I think of her sitting in the front row of the First Baptist Church, where she has been every Sunday for many years. I wonder what she's really learned in church and if she somehow missed that we're not to judge others. ("Judge not, lest ye be judged") I wonder if she has any idea that perhaps some wonder about her husband, who probably could do some labor, yet has been on "welfare" for all these years.
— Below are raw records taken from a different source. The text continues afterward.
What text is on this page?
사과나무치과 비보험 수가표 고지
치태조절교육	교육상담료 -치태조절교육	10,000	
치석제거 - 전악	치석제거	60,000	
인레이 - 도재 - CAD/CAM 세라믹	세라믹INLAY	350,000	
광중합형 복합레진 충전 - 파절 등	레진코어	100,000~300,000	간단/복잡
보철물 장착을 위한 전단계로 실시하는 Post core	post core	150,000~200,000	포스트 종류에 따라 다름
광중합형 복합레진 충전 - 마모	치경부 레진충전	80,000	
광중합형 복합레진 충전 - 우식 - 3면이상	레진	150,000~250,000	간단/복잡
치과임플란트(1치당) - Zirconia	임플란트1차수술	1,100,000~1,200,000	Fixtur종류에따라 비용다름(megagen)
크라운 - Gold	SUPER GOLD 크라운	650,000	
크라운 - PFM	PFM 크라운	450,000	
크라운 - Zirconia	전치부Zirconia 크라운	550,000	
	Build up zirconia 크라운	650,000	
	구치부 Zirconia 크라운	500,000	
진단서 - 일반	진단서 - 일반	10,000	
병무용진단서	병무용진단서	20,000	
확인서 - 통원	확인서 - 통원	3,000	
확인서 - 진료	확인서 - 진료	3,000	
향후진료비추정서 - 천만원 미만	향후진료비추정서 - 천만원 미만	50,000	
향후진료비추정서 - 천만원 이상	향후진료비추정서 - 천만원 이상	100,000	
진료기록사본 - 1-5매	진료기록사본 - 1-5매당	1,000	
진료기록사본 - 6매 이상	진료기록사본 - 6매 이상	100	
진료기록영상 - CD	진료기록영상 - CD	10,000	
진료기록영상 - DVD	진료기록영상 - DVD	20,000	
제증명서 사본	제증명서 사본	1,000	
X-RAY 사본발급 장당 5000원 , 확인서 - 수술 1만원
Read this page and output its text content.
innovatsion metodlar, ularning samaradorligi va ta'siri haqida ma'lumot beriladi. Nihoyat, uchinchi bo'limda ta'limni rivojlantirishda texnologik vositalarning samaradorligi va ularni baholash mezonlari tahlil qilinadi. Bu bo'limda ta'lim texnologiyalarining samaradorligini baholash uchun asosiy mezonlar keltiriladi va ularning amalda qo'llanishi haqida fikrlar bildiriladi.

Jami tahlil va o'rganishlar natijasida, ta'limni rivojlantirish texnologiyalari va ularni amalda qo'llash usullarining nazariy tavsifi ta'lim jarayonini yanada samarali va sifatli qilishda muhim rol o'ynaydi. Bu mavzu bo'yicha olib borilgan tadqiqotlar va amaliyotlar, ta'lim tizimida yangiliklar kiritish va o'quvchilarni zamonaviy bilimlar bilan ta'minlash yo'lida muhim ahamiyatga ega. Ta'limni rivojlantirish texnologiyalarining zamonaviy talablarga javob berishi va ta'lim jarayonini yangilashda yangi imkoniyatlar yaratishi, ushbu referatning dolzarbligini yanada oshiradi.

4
How would she feel if someone confronted her about their tax money going to someone who could probably work? I wonder if she knows that most people on government subsistence are White and that women have not been allowed to receive assistance for more children in over 20 years.

I think I understand now why she was fired from several jobs. A passing thought is that perhaps she's entering into some dementia that has turned her heart cold. Yet, aging wouldn't explain her preaching to the young African-American woman with four children many years ago.

My resounding prayer for her is that someday she is open enough to realize that our purpose on earth is to love one another. It's that simple, but oh, so hard.

I'll forgive and go on loving her. I hope she can forgive me, too.